Mathematical expression of pressure gradient in the flow of spherical capsules less dense than water

Abstract

This study yielded a mathematical expression to calculate the pressure gradient (Δ P/ L) m of the flow of a spherical capsule train. An experimental investigation was carried out to determine pressure drops of two-phase mixture flow of spherical ice capsules and water inside the pipelines of cooling systems. Instead of ice capsules, spherical capsules made of polypropylene material whose density (870 kg/m 3) is similar to that of ice were used in the experiments. Flow behavior of the spherical capsules, 0.08 m outer diameter, was observed in the measuring section inside plexiglass pipes, 0.1 m inner diameter (ID) and 6 m in length; pressure drops were measured on the 4 m section.
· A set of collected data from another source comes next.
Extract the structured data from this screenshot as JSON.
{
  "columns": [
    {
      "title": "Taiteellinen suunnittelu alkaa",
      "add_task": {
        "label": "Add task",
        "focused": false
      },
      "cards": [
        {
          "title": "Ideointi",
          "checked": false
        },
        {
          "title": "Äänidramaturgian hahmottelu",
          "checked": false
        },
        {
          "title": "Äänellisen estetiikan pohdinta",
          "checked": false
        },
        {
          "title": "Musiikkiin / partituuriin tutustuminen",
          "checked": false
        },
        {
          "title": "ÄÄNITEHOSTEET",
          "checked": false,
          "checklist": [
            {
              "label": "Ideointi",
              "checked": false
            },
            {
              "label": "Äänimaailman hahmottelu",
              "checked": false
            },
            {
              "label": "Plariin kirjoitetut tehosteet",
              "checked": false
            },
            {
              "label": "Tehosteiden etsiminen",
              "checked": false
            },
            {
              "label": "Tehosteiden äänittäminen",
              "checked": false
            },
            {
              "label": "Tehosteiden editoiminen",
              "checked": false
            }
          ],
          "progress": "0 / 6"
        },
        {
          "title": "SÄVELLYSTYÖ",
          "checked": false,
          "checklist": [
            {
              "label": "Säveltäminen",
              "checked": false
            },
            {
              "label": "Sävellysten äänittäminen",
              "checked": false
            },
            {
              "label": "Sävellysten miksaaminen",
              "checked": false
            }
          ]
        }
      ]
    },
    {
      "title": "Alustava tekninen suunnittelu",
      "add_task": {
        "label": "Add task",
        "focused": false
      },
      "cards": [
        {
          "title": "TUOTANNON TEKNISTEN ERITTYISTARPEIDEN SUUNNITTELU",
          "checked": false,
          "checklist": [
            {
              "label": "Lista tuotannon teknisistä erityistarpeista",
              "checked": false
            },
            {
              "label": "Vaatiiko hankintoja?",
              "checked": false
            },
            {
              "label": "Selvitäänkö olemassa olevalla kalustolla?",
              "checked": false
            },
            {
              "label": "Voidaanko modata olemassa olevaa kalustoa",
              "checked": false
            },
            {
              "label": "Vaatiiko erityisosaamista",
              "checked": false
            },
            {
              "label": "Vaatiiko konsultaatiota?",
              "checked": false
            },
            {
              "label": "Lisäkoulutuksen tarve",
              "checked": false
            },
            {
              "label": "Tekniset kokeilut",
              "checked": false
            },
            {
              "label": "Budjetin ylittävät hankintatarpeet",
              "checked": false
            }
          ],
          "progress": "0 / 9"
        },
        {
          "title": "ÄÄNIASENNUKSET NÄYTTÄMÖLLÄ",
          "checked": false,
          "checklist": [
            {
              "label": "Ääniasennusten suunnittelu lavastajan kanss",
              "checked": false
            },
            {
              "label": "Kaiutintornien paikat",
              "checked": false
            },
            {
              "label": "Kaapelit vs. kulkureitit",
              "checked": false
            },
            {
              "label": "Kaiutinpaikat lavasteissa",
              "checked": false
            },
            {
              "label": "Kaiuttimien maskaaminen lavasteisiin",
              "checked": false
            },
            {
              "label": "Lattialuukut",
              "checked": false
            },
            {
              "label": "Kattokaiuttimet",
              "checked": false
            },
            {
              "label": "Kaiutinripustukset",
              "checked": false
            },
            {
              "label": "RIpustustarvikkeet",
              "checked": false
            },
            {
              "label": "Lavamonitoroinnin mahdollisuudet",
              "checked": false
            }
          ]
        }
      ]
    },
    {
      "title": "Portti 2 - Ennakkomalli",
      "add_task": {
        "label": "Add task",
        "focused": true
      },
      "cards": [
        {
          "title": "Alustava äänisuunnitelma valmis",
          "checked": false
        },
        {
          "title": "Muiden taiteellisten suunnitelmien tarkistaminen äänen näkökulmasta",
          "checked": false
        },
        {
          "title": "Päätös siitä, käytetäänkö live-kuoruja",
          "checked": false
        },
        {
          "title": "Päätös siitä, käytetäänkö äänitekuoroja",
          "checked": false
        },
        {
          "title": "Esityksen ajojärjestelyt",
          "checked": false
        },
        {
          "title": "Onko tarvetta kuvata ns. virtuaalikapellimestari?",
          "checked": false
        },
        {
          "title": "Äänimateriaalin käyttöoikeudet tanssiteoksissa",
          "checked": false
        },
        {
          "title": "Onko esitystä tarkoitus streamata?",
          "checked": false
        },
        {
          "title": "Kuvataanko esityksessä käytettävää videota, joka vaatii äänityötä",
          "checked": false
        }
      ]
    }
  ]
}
The investigation was carried out in the 1.2 × 10 4 < Re < 1.5 × 10 5 range and under transport concentration ( C tr) by 5–30%. Dimensionless numbers of the physical event were found out by conducting a dimensional analysis, so that mixture density was expressed in terms of specific gravity and in situ concentration. After arriving at certain conclusions based on the relevant experimental findings and observations, empirical and mathematical models which can be used for calculation of the pressure gradient were developed. Comparison of the mathematical model with the experimental findings revealed that pressure drop values deviated by 2.7% on average for 2.5 × 10 4 < Re < 1.5 × 10 5.